Dan seketika ia mendorong pintu terbuka sembari menarikku masuk, lantas menutupnya lagi sedetik kemudian. Ia menarikku jatuh ke atas ranjang dengan lengannya mengunci pinggangku. Sedangkan tangan kirinya meremas erat pergelangan tanganku, sama sekali tidak memberi kesempatan untuk kabur.

Namun aku juga tidak berniat untuk melakukan apapun. Hanya aku tetap menolak berbicara. Bermaksud menunggu Sani yang selanjutnya. Dan kali ini ia tak mengecewakanku. Perlahan ia mengikir jarak di antara kami, sampai kepalanya menyelusup dalam lekukan leherku. Ia menyusuri permukaan lembut kulitku dengan lidahnya, bagaikan permen terlezat di dunia. Sisi wajahnya juga menyapu pipiku---mengelusnya ringan.

“Nona....” Ia berbisik rendah. “Katakan jika kau tidak akan meninggalkanku.” Tangan di pinggangku mengencang. Tanpa sadar bibir Sani pula bergetar saat mengatakannya. “Nona, kumohon....”

Melihatnya seperti ini, aku tidak bisa tidak berpikir bahwa ia sebenarnya begitu rentan. Nadanya sarat putus asa. Ia kemudian menenggelamkan kepalanya seraya memeluk erat diriku.

“Sani, dengar.” Aku berujar di telinganya. Tatapanku menerawang ke langit-langit kamar yang memiliki pola mawar. “Aku tidak pernah menyukai keterikatan.”

Sontak Sani mengangkat kepalanya dan mencari-cari dalam netraku dengan panik. Lantas ia menegang, ketika menemukan sorot mataku yang tak acuh menatapnya. “Nona, tidak....” Ia sedikit terhuyung, secara kejam ditampar kenyataan. Ekspresinya tampak sangat terpukul.

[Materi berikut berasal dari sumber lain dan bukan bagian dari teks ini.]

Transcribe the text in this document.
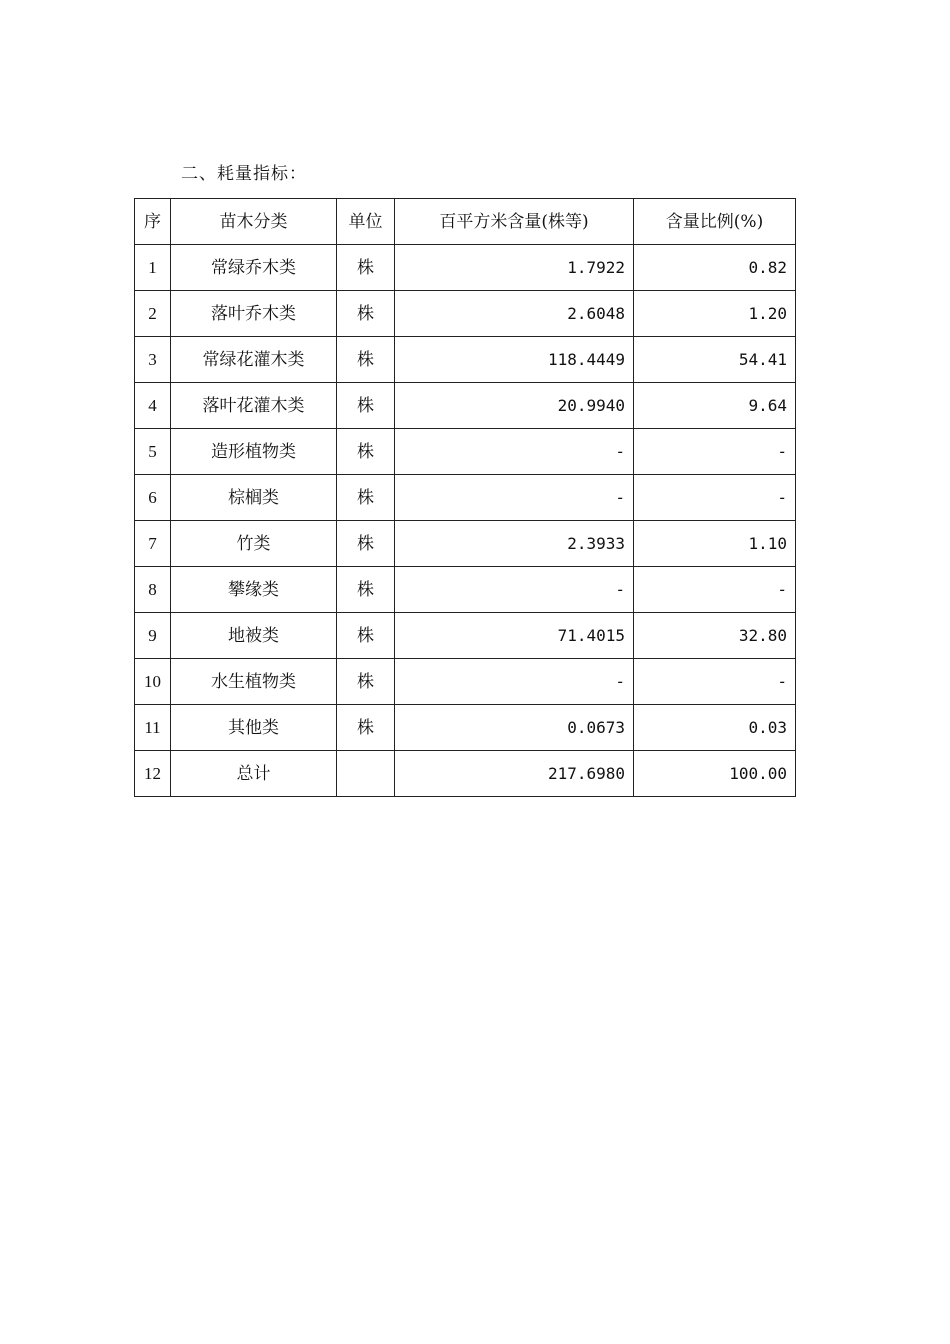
二、耗量指标：
序	苗木分类	单位	百平方米含量(株等)	含量比例(%)
1	常绿乔木类	株	1.7922	0.82
2	落叶乔木类	株	2.6048	1.20
3	常绿花灌木类	株	118.4449	54.41
4	落叶花灌木类	株	20.9940	9.64
5	造形植物类	株	-	-
6	棕榈类	株	-	-
7	竹类	株	2.3933	1.10
8	攀缘类	株	-	-
9	地被类	株	71.4015	32.80
10	水生植物类	株	-	-
11	其他类	株	0.0673	0.03
12	总计		217.6980	100.00
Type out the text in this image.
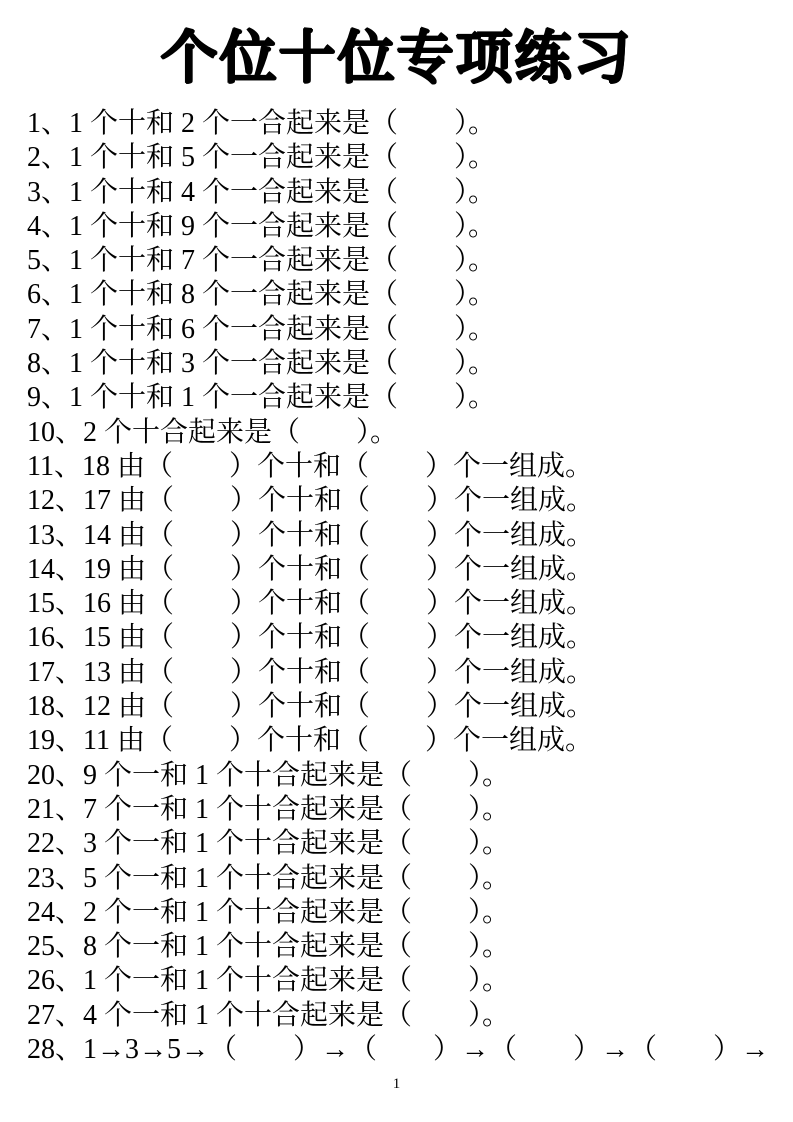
个位十位专项练习
1、1 个十和 2 个一合起来是（　　）。
2、1 个十和 5 个一合起来是（　　）。
3、1 个十和 4 个一合起来是（　　）。
4、1 个十和 9 个一合起来是（　　）。
5、1 个十和 7 个一合起来是（　　）。
6、1 个十和 8 个一合起来是（　　）。
7、1 个十和 6 个一合起来是（　　）。
8、1 个十和 3 个一合起来是（　　）。
9、1 个十和 1 个一合起来是（　　）。
10、2 个十合起来是（　　）。
11、18 由（　　）个十和（　　）个一组成。
12、17 由（　　）个十和（　　）个一组成。
13、14 由（　　）个十和（　　）个一组成。
14、19 由（　　）个十和（　　）个一组成。
15、16 由（　　）个十和（　　）个一组成。
16、15 由（　　）个十和（　　）个一组成。
17、13 由（　　）个十和（　　）个一组成。
18、12 由（　　）个十和（　　）个一组成。
19、11 由（　　）个十和（　　）个一组成。
20、9 个一和 1 个十合起来是（　　）。
21、7 个一和 1 个十合起来是（　　）。
22、3 个一和 1 个十合起来是（　　）。
23、5 个一和 1 个十合起来是（　　）。
24、2 个一和 1 个十合起来是（　　）。
25、8 个一和 1 个十合起来是（　　）。
26、1 个一和 1 个十合起来是（　　）。
27、4 个一和 1 个十合起来是（　　）。
28、1→3→5→（　　）→（　　）→（　　）→（　　）→
1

“Sani, lebih baik sekarang kau pergi.” Aku mengusirnya tanpa ragu.

“Nona, kau bisa melakukan apapun padaku. Kau bisa menyiksaku. Kau bisa mengurungku. Tapi nona ... kumohon, jangan menolakku.” Ia sungguh-sungguh memelas. Ia memegang kedua bahuku bak setitik harapan yang tersisa.

“Tidak ada lagi yang perlu dikatakan. Sani, sudah selesai.” ucapku dingin. Aku menolak melihatnya dan memalingkan muka.

Sekali lagi dihancurkan, wajahnya berubah pucat pasi. Seolah-olah ia kehilangan arah dan tersesat tanpa tujuan. Tepat saat ini, aku memiringkan tubuh dan menyikut dagunya. Segera erangan sakit terdengar memenuhi ruangan. Aku lalu mendorong dadanya dan cepat-cepat berguling menjauh dari ranjang.

“Sekarang, Sani, keluar!” titahku absolut. Aku mengangkat dagu seraya menunjuk pintu kamarku. “Enyah dari pandanganku.” Sorot mataku berkobar marah, penuh momentum yang tak bisa dibantah.

Mengatupkan bibir rapat, Sani menatapku dalam. Seakan ia dapat kapan saja menelanku ke dalam pusaran yang tak berujung. “Nona, kau yang memaksaku.”

Sesudahnya ia bangkit dan berjalan pergi dari kamar. Namun tatapan tak wajar yang diarahkan padaku, meninggalkan bekas dalam pikiranku. Selalu terngiang tanpa bisa dienyahkan.